Tuesday, August 11, 2020

How I Learned How to Pray-(Confessions of a second grader)

 I was a second grader. I had a teacher who every morning would ask some of the students individually and in front of the class what time they went to bed the night before. Now I get it, bedtime and sleep are so important for a growing brain and and vital in helping to use that brain better. Do you know, that was over 50 years ago and the thoughts of that particular exercise is all I remember learning in second grade? 


Because, I had parents who didn’t stress an early bedtime. I usually went to bed by 10:00 pm and rarely before that. It worked, I always felt rested when I awoke in the morning. I was really fine. Then, the dreaded question. If I was the “elected” one, I so dreaded telling her that I ended my previous day at 10:00 pm instead of her recommended 8:00 pm. Usually my stomach was in knots every morning as I waited to see who was going to be interrogated. 



I am writing this to tell you what I learned in second grade. I learned how not to pray. Yes, you may think that something so traumatic would make me become really good at praying. I would every night go to bed and really beg God that Mrs. Davis (and why can I remember her name?) would not ask me the “question”. That was the only thing I consistently prayed for. Every night, without fail. So, why do I say I learned how not to pray? My observation was this. If I prayed for her not to ask me what time I went to bed and that was the only thing I asked God for before falling asleep, she did not end up asking me the dreaded question. However, if I prayed for her not to ask me what time and that I would be a good student, or that I would have a chance to share my faith with someone, or any number of other requests that I had to ask God for, I would be the one. 


My prayer life as a second grader morphed into more like a rubbing of a genie lamp. It became superstitious. A sort of “if-then” game that seemed to work through the whole year. 


I wonder what I missed. I wonder still what a person is supposed to learn in second grade. There is only one other moment I recall from that year in school; a classmate reading in front of the class was suddenly in a puddle. I do wonder if she had felt the same shame and embarrassment that I had felt being quizzed in front of the class about what time I went to bed. 


I do know what I learned not based on curriculum. I learned a few things. I could not control what time I went to bed if I happened to be out with my parents. I was the youngest child and often times I was with my parents when they would go visit people in the evenings. We didn’t get back home many times before the chosen bedtime of Mrs. Davis. My dad was a pastor, my parents poured into people’s lives and often times that required spending evenings visiting other people in their homes. I didn’t have a choice of going or not going. So, I had no control. I was not in a position to tell my parents that Mrs. Davis requires that I get to bed by 8:00 pm and that they needed to cut their time short as they were possibly hearing the heartfelt concerns of the people they were ministering to. 

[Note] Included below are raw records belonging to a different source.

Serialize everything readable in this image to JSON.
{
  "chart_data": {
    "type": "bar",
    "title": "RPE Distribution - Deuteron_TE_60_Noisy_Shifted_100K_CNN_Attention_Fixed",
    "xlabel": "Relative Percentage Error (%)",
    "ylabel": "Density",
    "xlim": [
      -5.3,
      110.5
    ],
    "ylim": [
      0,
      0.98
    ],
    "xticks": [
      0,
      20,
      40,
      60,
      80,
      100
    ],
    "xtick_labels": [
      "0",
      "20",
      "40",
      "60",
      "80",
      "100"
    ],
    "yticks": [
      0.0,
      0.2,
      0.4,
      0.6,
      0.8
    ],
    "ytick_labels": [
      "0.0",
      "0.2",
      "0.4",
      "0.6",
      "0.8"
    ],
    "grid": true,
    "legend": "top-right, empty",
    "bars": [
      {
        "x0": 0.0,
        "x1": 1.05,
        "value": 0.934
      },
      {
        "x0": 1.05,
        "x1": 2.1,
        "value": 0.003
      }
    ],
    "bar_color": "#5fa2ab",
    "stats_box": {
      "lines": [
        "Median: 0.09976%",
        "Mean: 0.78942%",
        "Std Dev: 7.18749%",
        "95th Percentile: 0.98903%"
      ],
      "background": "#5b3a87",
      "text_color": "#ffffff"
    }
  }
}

I also learned that a person can have a huge impact upon one’s life without really even knowing it. Did Mrs. Davis cause me to want to go to bed by her chosen time? No! I never considered changing my habits based on her questioning. I only relied on my trusting that if I never asked God for anything else, He would give me the desired response. She taught me the wrong thing about God, I learned how to put limits on what I could ask Him for and shrunk Him down to a human sized figure that really could not multi-task. 


I don’t think I ever told my parents about the frustration and the painfully embarrassing encounters I had in front of my class. If I had, they probably would have brushed it off as something I would just be able to handle. I did handle it, although maybe not the correct way. I developed a prayer life of knowing God was too small to be able to answer more than one thing I prayed for. If I asked for anything else, inevitably she would find me and ask the dreaded question. 


Thankfully, I passed the second grade and moved on to a teacher who didn’t ask any pointed dreaded questions. But more importantly, over the years, I came to realize how big my God really is and how He can handle whatever I throw at Him. Did he take me through the second grade to develop me into a person of prayer? Was there a bigger purpose that I was supposed to be a part of? 


Since the second grade, I would not even be able to start at telling you all of the prayers I have prayed and how God has answered them. Sometimes, when the prayers are not answered according to what I think is best, I will catch myself thinking I could have asked for too much. Maybe if I had stressed this one thing, it would have gone the way I thought it should. 


Thankfully, that is not how God works. He loves us, He knows what is best for us. He understands our misunderstandings. He doesn’t allow us to go places that would cause harm when we think we know what is best. My list is never too big for Him.